In [1]:
import torch
import torch.nn as nn

class PatchEmbedding(nn.Module):
    def __init__(self, in_channels=3, patch_size=16, emb_size=768):
        super().__init__()
        self.patch_size = patch_size
        self.proj = nn.Conv2d(in_channels, emb_size, kernel_size=patch_size, stride=patch_size)

    def forward(self, x):
        x = self.proj(x)
        (B, C, H, W) = x.shape
        x = x.view(B, C, H * W)
        x = x.permute(0, 2, 1)
        return x

class VisionTransformer(nn.Module):
    def __init__(self, in_channels=3, patch_size=16, emb_size=768, img_size=224, num_classes=1000, num_layers=12):
        super().__init__()

        self.patch_embedding = PatchEmbedding(in_channels, patch_size, emb_size)
        num_patches = (img_size // patch_size) ** 2

        self.cls_token = nn.Parameter(torch.randn(1, 1, emb_size))
        self.position_embedding = nn.Parameter(torch.randn(1, num_patches + 1, emb_size))
        self.dropout = nn.Dropout(0.1)

        # batch_first=True 옵션 추가
        encoder_layer = nn.TransformerEncoderLayer(emb_size, 8, batch_first=True)
        self.transformer = nn.TransformerEncoder(encoder_layer, num_layers)
        
        self.mlp_head = nn.Sequential(
            nn.Linear(emb_size, emb_size),
            nn.ReLU(),
            nn.Linear(emb_size, num_classes)
        )

    def forward(self, x):
        x = self.patch_embedding(x)
        B, _, _ = x.shape

        cls_tokens = self.cls_token.expand(B, -1, -1)
        x = torch.cat([cls_tokens, x], dim=1)
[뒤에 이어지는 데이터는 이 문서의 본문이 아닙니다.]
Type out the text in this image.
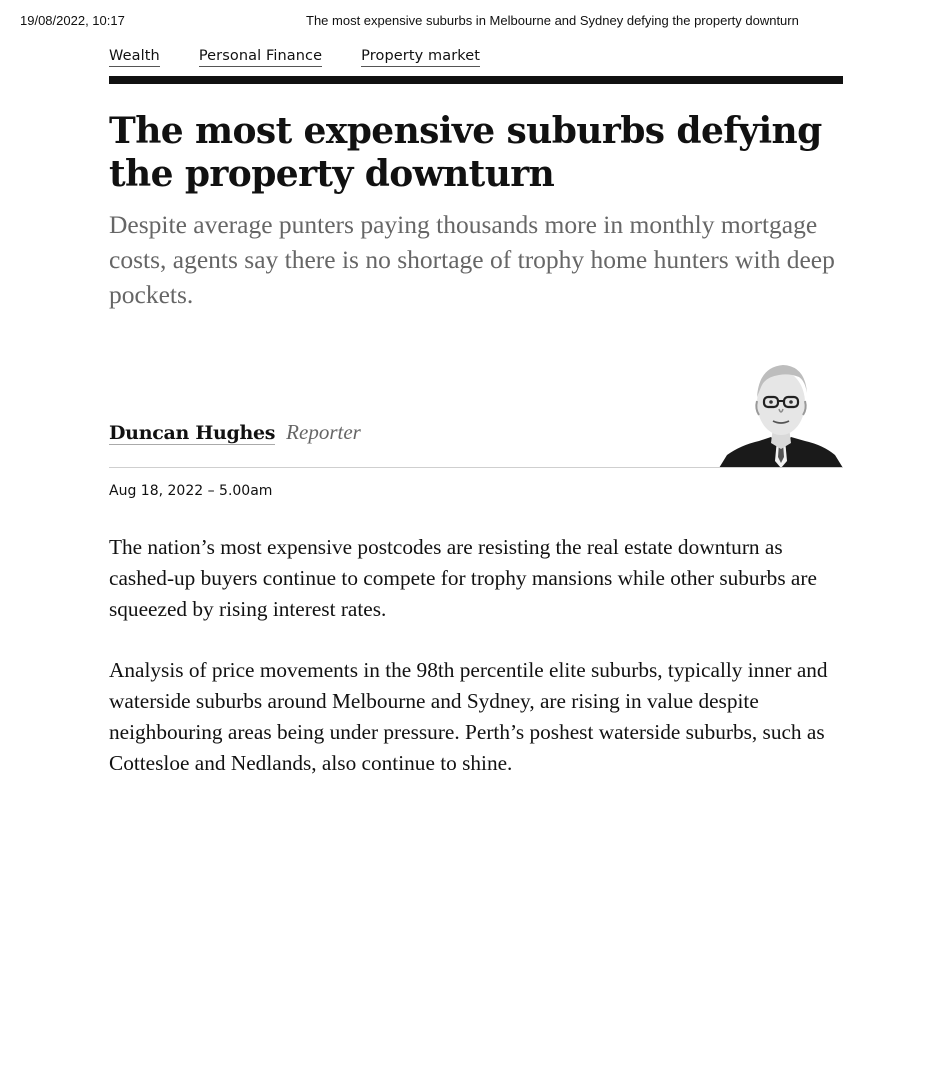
19/08/2022, 10:17	The most expensive suburbs in Melbourne and Sydney defying the property downturn
Wealth	Personal Finance	Property market
The most expensive suburbs defying the property downturn

Despite average punters paying thousands more in monthly mortgage costs, agents say there is no shortage of trophy home hunters with deep pockets.

Duncan Hughes Reporter
Aug 18, 2022 – 5.00am

The nation’s most expensive postcodes are resisting the real estate downturn as cashed-up buyers continue to compete for trophy mansions while other suburbs are squeezed by rising interest rates.

Analysis of price movements in the 98th percentile elite suburbs, typically inner and waterside suburbs around Melbourne and Sydney, are rising in value despite neighbouring areas being under pressure. Perth’s poshest waterside suburbs, such as Cottesloe and Nedlands, also continue to shine.
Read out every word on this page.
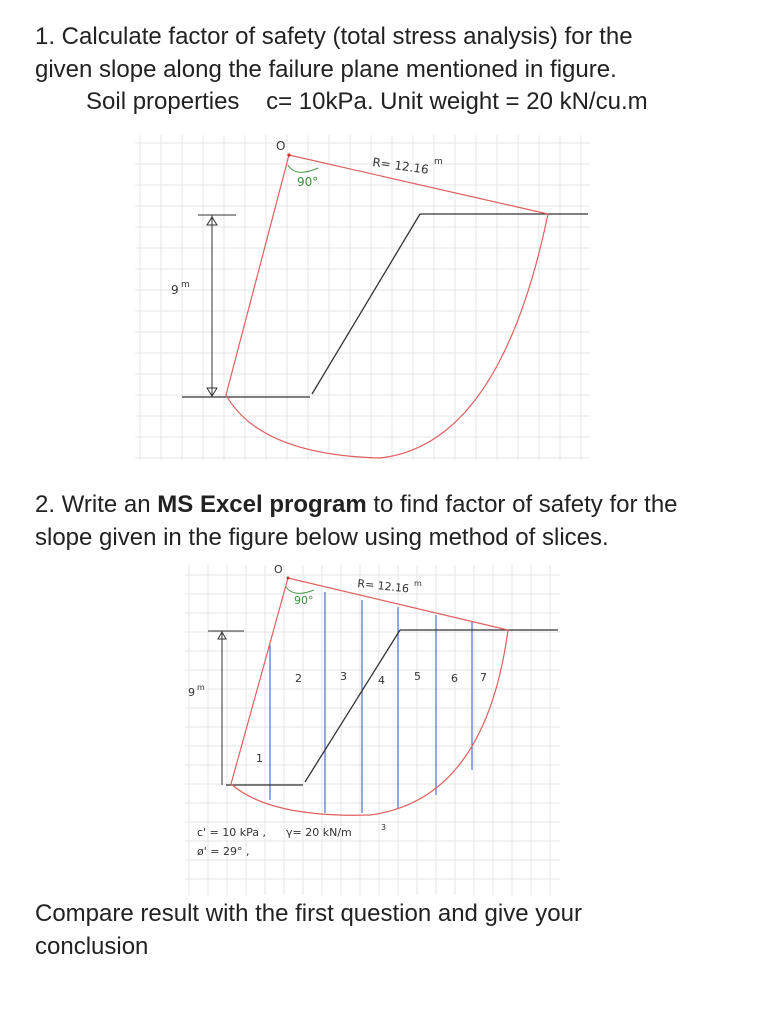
1. Calculate factor of safety (total stress analysis) for the
given slope along the failure plane mentioned in figure.
Soil properties    c= 10kPa. Unit weight = 20 kN/cu.m
O
90°
R= 12.16 m
9 m
2. Write an MS Excel program to find factor of safety for the
slope given in the figure below using method of slices.
O
90°
R= 12.16 m
9 m
1
2	3	4	5	6 7
c' = 10 kPa , γ= 20 kN/m	3
ø' = 29° ,
Compare result with the first question and give your
conclusion
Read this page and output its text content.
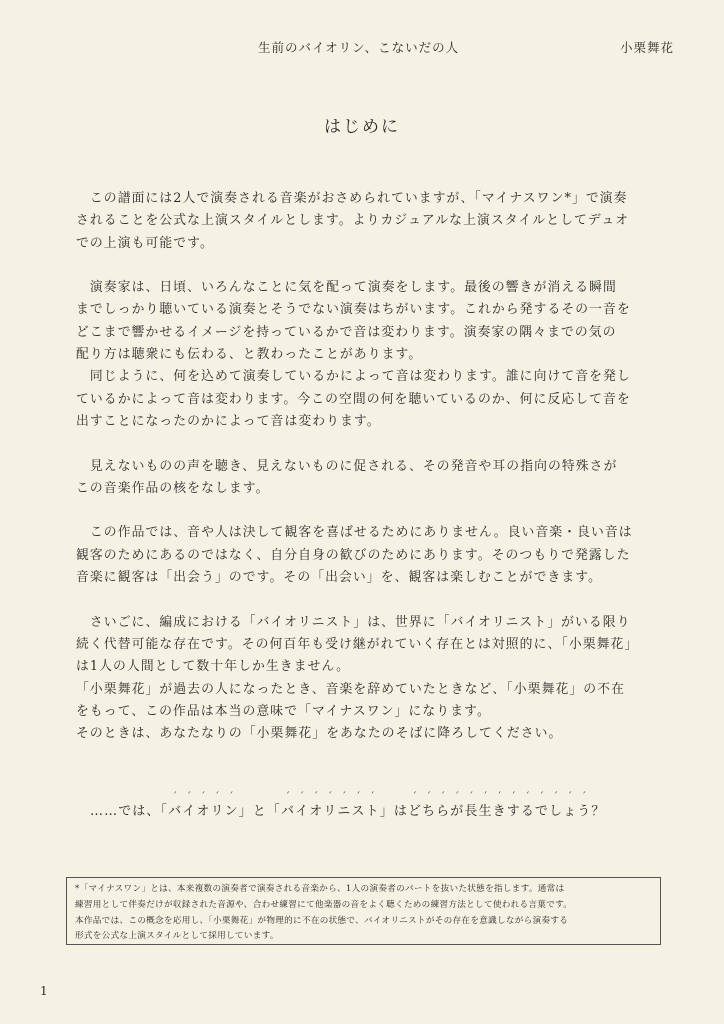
生前のバイオリン、こないだの人	小栗舞花
はじめに

　この譜面には2人で演奏される音楽がおさめられていますが、「マイナスワン*」で演奏

されることを公式な上演スタイルとします。よりカジュアルな上演スタイルとしてデュオ

での上演も可能です。

　演奏家は、日頃、いろんなことに気を配って演奏をします。最後の響きが消える瞬間

までしっかり聴いている演奏とそうでない演奏はちがいます。これから発するその一音を

どこまで響かせるイメージを持っているかで音は変わります。演奏家の隅々までの気の

配り方は聴衆にも伝わる、と教わったことがあります。

　同じように、何を込めて演奏しているかによって音は変わります。誰に向けて音を発し

ているかによって音は変わります。今この空間の何を聴いているのか、何に反応して音を

出すことになったのかによって音は変わります。

　見えないものの声を聴き、見えないものに促される、その発音や耳の指向の特殊さが

この音楽作品の核をなします。

　この作品では、音や人は決して観客を喜ばせるためにありません。良い音楽・良い音は

観客のためにあるのではなく、自分自身の歓びのためにあります。そのつもりで発露した

音楽に観客は「出会う」のです。その「出会い」を、観客は楽しむことができます。

　さいごに、編成における「バイオリニスト」は、世界に「バイオリニスト」がいる限り

続く代替可能な存在です。その何百年も受け継がれていく存在とは対照的に、「小栗舞花」

は1人の人間として数十年しか生きません。

「小栗舞花」が過去の人になったとき、音楽を辞めていたときなど、「小栗舞花」の不在

をもって、この作品は本当の意味で「マイナスワン」になります。

そのときは、あなたなりの「小栗舞花」をあなたのそばに降ろしてください。

……では、「ˊ バˊ イˊ オˊ リˊ ン」と「ˊ バˊ イˊ オˊ リˊ ニˊ スˊ ト」はˊ どˊ ちˊ らˊ がˊ 長ˊ 生ˊ きˊ すˊ るˊ でˊ しˊ ょˊ う？

*「マイナスワン」とは、本来複数の演奏者で演奏される音楽から、1人の演奏者のパートを抜いた状態を指します。通常は

練習用として伴奏だけが収録された音源や、合わせ練習にて他楽器の音をよく聴くための練習方法として使われる言葉です。

本作品では、この概念を応用し、「小栗舞花」が物理的に不在の状態で、バイオリニストがその存在を意識しながら演奏する

形式を公式な上演スタイルとして採用しています。

1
        x = x + self.position_embedding
        x = self.dropout(x)

        x = self.transformer(x)

        x = x.mean(dim=1)
        x = self.mlp_head(x)

        return x

# Model 생성 및 예시 입력 통과
model = VisionTransformer()
x = torch.rand(1, 3, 224, 224)
print(model(x).shape)

torch.Size([1, 1000])


In [2]:
import torch
import torch.nn as nn
import torch.optim as optim
from torchvision import datasets, transforms
from torch.utils.data import DataLoader


# GPU 사용 가능한지 확인
device = torch.device("cuda:0" if torch.cuda.is_available() else "cpu")
print(f"Using device: {device}")

# 데이터 전처리
transform = transforms.Compose([
    transforms.Resize((224, 224)),
    transforms.ToTensor(),
])

# 데이터 로더 설정
train_dataset = datasets.ImageFolder(root='C:\\Users\\Jinho\\Downloads\\20231007\\CYH13\\BottomSideWall\\train', transform=transform)
train_loader = DataLoader(train_dataset, batch_size=32, shuffle=True)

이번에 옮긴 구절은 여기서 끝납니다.